Salah satu contoh spesiesnya dalah larva serangga Trichoptera. Trichoptera atau caddisflies, termasuk kelompok serangga yang berbeda dengan serangga yang lain yang hidup di air. Hanya Diptera tertentu yang bertahan hidup di air karena jenis dan keanekaragaman ekologisnya. Larvanya dapat ditemukan di daerah danau, sungai, dan sepanjang aliran sungai, serta mereka adalah komponen penting dari sumber makanan di ekosistem air tawar. Beberapa jenis pada family Chathamiidae dari New Zealand dan Australia yang tidak umum dimiliki oleh insecta akuatik. (Resh and Rosenberg, 1984) larva serangga Trichoptera sebagai indikator ekosistem air tawar ditinjau dari perubahan struktur komunitas, kemampuan akumulasi, respon subletal dan biomarker, maupun tingkah laku akibat stress dari kontaminasi polutan, sedimentasi, maupun habitat. (http://www.oseanografi.lipi.go.id/sites/default/files/oldi_35(2)201-215.pdf)
6.Apakah manfaat pengetahuan tentang relung bagi aktivitas konservasi? Berikan salah satu contoh hewan langka, lakukan kajian tentang relungnya.

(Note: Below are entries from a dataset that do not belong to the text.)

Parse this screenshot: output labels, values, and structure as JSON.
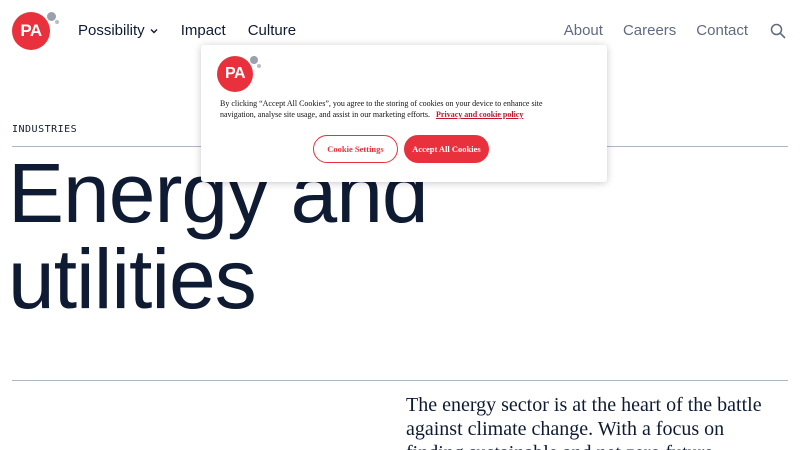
{
  "brand": {
    "logo_text": "PA",
    "accent_color": "#e8313d"
  },
  "nav": {
    "left": [
      {
        "label": "Possibility",
        "has_dropdown": true
      },
      {
        "label": "Impact",
        "has_dropdown": false
      },
      {
        "label": "Culture",
        "has_dropdown": false
      }
    ],
    "right": [
      {
        "label": "About"
      },
      {
        "label": "Careers"
      },
      {
        "label": "Contact"
      }
    ],
    "search_icon": "search-icon"
  },
  "page": {
    "eyebrow": "INDUSTRIES",
    "title": "Energy and utilities",
    "intro": "The energy sector is at the heart of the battle against climate change. With a focus on finding sustainable and net zero future..."
  },
  "cookie_banner": {
    "text": "By clicking “Accept All Cookies”, you agree to the storing of cookies on your device to enhance site navigation, analyse site usage, and assist in our marketing efforts.",
    "link_label": "Privacy and cookie policy",
    "settings_label": "Cookie Settings",
    "accept_label": "Accept All Cookies"
  }
}
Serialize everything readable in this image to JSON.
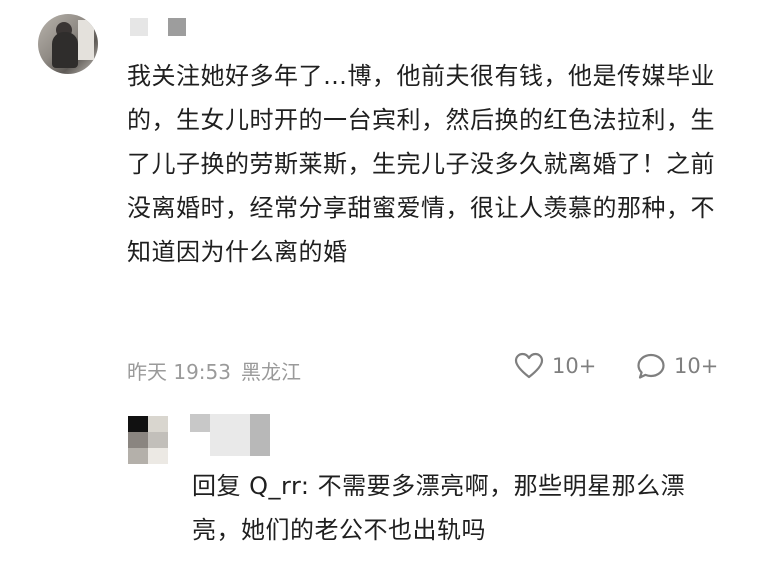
{
  "comment": {
    "text": "我关注她好多年了…博，他前夫很有钱，他是传媒毕业的，生女儿时开的一台宾利，然后换的红色法拉利，生了儿子换的劳斯莱斯，生完儿子没多久就离婚了！之前没离婚时，经常分享甜蜜爱情，很让人羡慕的那种，不知道因为什么离的婚",
    "time": "昨天 19:53",
    "location": "黑龙江",
    "likes": "10+",
    "replies_count": "10+",
    "icons": {
      "like": "heart-icon",
      "reply": "speech-bubble-icon"
    }
  },
  "reply": {
    "prefix": "回复",
    "target": "Q_rr:",
    "text": "不需要多漂亮啊，那些明星那么漂亮，她们的老公不也出轨吗"
  },
  "colors": {
    "meta_gray": "#9a9a9a",
    "text": "#1f1f1f",
    "icon_gray": "#7f7f7f"
  }
}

Menurut Keindegh (1980), Relung ekologi suatu populasi atau hewan adalah status fungsional hewan itu dalam habitat yang ditempatinya berkaitan dengan adaptasi-adaptasifisiologis, struktur/morfologi, dan pola perilaku hewan itu. Pengetahuan relung sangat bermanfaat bagi aktivitas konservasi, dengan mengetahui relung suatu hewan maka perawatan hewan tersebut akan mudah sehingga hewan menjadi lebih baik hidupnya dan perlindungan terhadap hewan langka akan lebih optimum.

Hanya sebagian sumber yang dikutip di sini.